Gérard Berréby / Raoul Vaneigem : Rien n’est fini tout commence

 
par Pascale Petit

Un entretien vraiment passionnant de près de 400 pages entre Gérard Berréby et Raoul Vaneigem, l’auteur du Traité de savoir-vivre à l’usage des jeunes générations. Celui-ci, se refusant à toute nostalgie, entend juste livrer une vision claire de ce que fut ce vaste mouvement (de libération) de l’Internationale situationniste dont il a connu toute l’existence, de sa naissance en 1957 à sa fin en 1972 – le déclin s’étant amorcé bien avant.
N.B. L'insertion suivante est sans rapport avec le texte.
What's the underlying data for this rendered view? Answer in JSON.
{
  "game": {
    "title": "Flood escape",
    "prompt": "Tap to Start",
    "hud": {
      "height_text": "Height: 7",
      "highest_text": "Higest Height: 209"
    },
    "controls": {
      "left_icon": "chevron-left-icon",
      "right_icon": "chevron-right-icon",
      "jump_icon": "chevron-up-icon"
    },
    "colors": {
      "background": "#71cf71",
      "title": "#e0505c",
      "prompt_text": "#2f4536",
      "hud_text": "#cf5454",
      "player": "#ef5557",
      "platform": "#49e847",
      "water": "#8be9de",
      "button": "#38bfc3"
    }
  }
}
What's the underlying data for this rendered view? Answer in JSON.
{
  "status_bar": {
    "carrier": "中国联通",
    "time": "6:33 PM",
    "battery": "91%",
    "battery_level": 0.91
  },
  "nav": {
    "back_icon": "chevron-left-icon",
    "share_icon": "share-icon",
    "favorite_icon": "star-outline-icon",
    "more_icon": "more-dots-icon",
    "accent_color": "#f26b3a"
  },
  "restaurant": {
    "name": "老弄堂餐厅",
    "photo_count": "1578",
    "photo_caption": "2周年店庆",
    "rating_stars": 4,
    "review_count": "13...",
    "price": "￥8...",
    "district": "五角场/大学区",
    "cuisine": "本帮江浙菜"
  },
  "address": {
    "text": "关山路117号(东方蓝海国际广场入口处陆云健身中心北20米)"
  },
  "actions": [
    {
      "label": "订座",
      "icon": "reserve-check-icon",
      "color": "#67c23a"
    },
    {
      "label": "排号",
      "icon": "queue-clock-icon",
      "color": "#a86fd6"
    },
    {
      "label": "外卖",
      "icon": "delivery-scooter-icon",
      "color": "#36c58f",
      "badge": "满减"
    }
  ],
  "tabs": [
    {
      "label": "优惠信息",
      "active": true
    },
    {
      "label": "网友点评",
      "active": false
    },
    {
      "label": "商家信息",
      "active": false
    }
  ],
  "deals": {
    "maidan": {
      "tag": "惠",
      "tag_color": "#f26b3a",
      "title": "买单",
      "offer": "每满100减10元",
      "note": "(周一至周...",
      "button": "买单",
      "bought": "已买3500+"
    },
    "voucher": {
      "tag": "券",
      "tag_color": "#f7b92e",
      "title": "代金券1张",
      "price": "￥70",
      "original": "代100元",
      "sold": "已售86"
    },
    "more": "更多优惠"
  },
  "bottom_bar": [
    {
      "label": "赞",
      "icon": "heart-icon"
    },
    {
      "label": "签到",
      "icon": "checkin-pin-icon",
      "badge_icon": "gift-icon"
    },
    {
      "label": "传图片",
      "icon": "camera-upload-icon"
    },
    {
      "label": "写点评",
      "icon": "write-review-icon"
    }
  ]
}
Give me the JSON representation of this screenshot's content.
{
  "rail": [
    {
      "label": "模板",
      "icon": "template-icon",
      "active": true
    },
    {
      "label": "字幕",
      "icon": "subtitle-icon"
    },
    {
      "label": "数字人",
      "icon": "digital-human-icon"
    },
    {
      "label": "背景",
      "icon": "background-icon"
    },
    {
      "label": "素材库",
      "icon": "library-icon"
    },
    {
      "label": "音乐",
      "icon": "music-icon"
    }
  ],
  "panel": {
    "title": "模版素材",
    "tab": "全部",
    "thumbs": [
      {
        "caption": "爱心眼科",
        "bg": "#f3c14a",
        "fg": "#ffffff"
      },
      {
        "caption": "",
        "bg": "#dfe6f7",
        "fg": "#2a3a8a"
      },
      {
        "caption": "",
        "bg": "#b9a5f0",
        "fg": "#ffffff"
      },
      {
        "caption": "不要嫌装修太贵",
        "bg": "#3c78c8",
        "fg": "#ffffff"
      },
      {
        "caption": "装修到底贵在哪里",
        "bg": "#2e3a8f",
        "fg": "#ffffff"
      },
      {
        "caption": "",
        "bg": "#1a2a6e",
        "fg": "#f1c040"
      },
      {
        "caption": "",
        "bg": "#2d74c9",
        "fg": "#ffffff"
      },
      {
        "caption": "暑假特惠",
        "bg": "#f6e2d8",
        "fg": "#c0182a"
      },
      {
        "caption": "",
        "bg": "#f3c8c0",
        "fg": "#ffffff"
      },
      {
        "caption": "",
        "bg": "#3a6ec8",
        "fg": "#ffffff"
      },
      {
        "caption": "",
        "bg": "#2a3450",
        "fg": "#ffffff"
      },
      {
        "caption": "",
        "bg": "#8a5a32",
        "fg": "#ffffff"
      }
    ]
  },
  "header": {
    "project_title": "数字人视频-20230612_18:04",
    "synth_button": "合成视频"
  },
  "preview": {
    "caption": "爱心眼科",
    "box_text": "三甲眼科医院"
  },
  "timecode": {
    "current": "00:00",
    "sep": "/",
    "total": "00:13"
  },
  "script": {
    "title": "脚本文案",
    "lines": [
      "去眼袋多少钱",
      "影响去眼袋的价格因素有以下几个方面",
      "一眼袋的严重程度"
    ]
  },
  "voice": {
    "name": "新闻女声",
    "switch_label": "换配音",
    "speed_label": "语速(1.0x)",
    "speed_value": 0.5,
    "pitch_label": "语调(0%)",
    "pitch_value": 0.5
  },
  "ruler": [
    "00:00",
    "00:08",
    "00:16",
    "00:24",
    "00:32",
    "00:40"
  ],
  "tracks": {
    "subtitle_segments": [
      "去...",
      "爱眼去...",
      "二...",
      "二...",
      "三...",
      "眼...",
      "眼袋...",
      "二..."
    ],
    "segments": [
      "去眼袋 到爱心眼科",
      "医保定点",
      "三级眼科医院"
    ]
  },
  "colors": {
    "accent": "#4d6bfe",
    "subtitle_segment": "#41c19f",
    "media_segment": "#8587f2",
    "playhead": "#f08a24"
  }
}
Le début de l’entretien nous fait découvrir le parcours de Raoul Vaneigem, son enfance à Lessines, ses études, sa formation jusqu’à sa rencontre avec Guy Debord. En ce temps-là, les soirées et les débats étaient arrosés d’alcool – mais inventifs selon Raoul Vaneigem. On découvre ainsi l’état d’esprit initial – festif – qui animait les nombreux acteurs de ce mouvement. Ceux-ci ne sont pas forcément aussi connus que celui qui fit l’année dernière, la couv. de Télérama et dont la BNF a fait en même temps, un trésor de guerre. Car voici vingt ans qu’est mort Guy Debord laissant un peu dans l’ombre ceux qui étaient comme la source profonde de l’I-S : la compagne de Guy Debord, Michèle Bernstein (rare femme à bord de l’I-S), Asger Jorn, Henri Viénet, Henri Lefebvre, Attila Kotányi, Mustapha-Khayati, etc. L’entretien permet d’apprécier soi-même combien la société était en fait « grosse » des idées produites et diffusées par l’I-S et comme d’une certaine façon, elle en a accouché en mai 68. Mais on s’interroge cependant sur le réel pouvoir fécondant de l’I-S. Après le paroxysme de mai 68, c’est la gueule de bois. Ceux qui ne se prenaient pas pour une moitié d’orange (pour détourner à peine Michèle Bernstein) deviennent pires que ceux qu’ils voulaient pourfendre. Après la solidarité idyllique, c’est le régime de l’exclusion au sein même du mouvement. Raoul Vaneigem parle de la maladie obsidionale qui a frappé les « occupants » de l’I-S. Le mouvement se dissout, Debord fait de l’I-S son œuvre et se suicide en 93. Aujourd’hui, Vaneigem est là et pose sur notre monde un regard – qui ne veut pas être désespéré. Tout cela tourne ou a tourné plus ou moins rond, plus ou moins mal. D’un côté, Vaneigem et ce : Rien n’est fini tout commence. De l’autre, Debord et son In girum imus nocte et consumimur igni.